Thanks to the output one can be informed of how and where each task failed.

Log

This command is a shortcut to navigate the workflows.log file that exists in the directory.

usage: cromwell_interact.py log [-h] [--n N] [--kw KW]

optional arguments:
  -h, --help  show this help message and exit
  --n N       number of latest jobs to print
  --kw KW     Search for keyword

cromwell log will return the last 10 jobs submitted as: DATE WDL_NAME WDL_ID LABEL

2021-10-05 new 14cf9023-eb3c-49ad-8d34-03734c9b0fcb 1k
2021-10-05 new 1eda5cc3-ea04-4e71-8952-d01f41177f45 1k
2021-10-06 new d0b5590a-c2c2-499d-b4da-7e1c4dbe5679 full-run
2021-10-06 new b8961554-80be-49c1-9367-5255cddbfdd4 full-run
2021-10-06 new 6e8cbd31-9482-4e06-96c1-9926d333bb9e full-run
2021-10-06 new 948c7b3b-2cd3-4691-bc67-4e8b3c60bca0 full-run
2021-10-06 new 17922088-0884-442d-88d7-8db0c9e7ac9c full-run
2021-10-06 new 9186fbb9-47eb-46c5-9b80-19581e768cb3 full-run
2021-10-07 new 1afdb0e4-198b-4ff3-be09-27fdbd547db0
2021-10-07 new 14bf0081-b5fa-4cf9-a9fd-086e772b94cc test_files

One can change the number of lines with --n.

--kw allows to search for specific substrings in either the wdl name or label field.
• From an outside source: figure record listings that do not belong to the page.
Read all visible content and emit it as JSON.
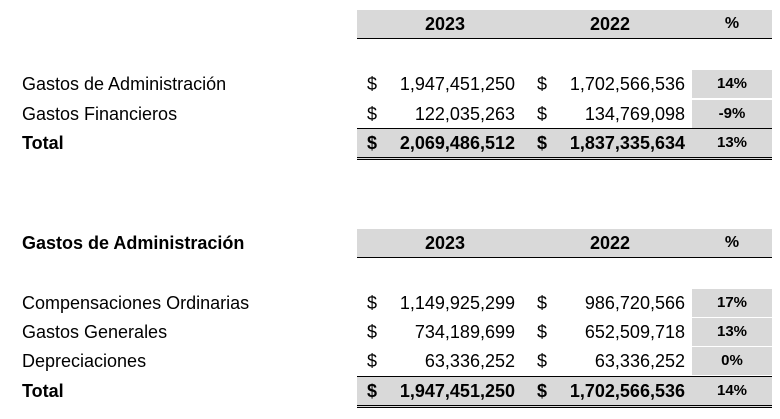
{
  "table1": {
    "headers": {
      "y2023": "2023",
      "y2022": "2022",
      "pct": "%"
    },
    "rows": [
      {
        "label": "Gastos de Administración",
        "cur1": "$",
        "v2023": "1,947,451,250",
        "cur2": "$",
        "v2022": "1,702,566,536",
        "pct": "14%"
      },
      {
        "label": "Gastos Financieros",
        "cur1": "$",
        "v2023": "122,035,263",
        "cur2": "$",
        "v2022": "134,769,098",
        "pct": "-9%"
      }
    ],
    "total": {
      "label": "Total",
      "cur1": "$",
      "v2023": "2,069,486,512",
      "cur2": "$",
      "v2022": "1,837,335,634",
      "pct": "13%"
    }
  },
  "table2": {
    "title": "Gastos de Administración",
    "headers": {
      "y2023": "2023",
      "y2022": "2022",
      "pct": "%"
    },
    "rows": [
      {
        "label": "Compensaciones Ordinarias",
        "cur1": "$",
        "v2023": "1,149,925,299",
        "cur2": "$",
        "v2022": "986,720,566",
        "pct": "17%"
      },
      {
        "label": "Gastos Generales",
        "cur1": "$",
        "v2023": "734,189,699",
        "cur2": "$",
        "v2022": "652,509,718",
        "pct": "13%"
      },
      {
        "label": "Depreciaciones",
        "cur1": "$",
        "v2023": "63,336,252",
        "cur2": "$",
        "v2022": "63,336,252",
        "pct": "0%"
      }
    ],
    "total": {
      "label": "Total",
      "cur1": "$",
      "v2023": "1,947,451,250",
      "cur2": "$",
      "v2022": "1,702,566,536",
      "pct": "14%"
    }
  }
}
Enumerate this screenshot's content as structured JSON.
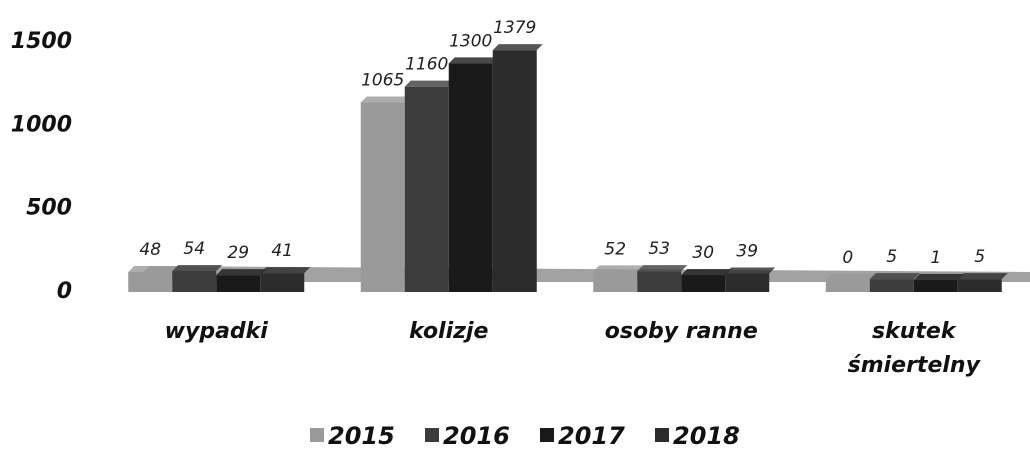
{
  "chart_data": {
    "type": "bar",
    "categories": [
      "wypadki",
      "kolizje",
      "osoby ranne",
      "skutek śmiertelny"
    ],
    "series": [
      {
        "name": "2015",
        "color": "#9a9a9a",
        "values": [
          48,
          1065,
          52,
          0
        ]
      },
      {
        "name": "2016",
        "color": "#3c3c3c",
        "values": [
          54,
          1160,
          53,
          5
        ]
      },
      {
        "name": "2017",
        "color": "#1a1a1a",
        "values": [
          29,
          1300,
          30,
          1
        ]
      },
      {
        "name": "2018",
        "color": "#2c2c2c",
        "values": [
          41,
          1379,
          39,
          5
        ]
      }
    ],
    "ylim": [
      0,
      1500
    ],
    "yticks": [
      0,
      500,
      1000,
      1500
    ],
    "grid": false,
    "legend": "bottom"
  }
}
In this way one can fetch old specific jobs that share a pattern.

Abort

Simple command to terminate a running wdl

usage: cromwell_interact.py abort [-h] id

positional arguments:
  id          workflow id

In this case the id argument is required as a safety measure.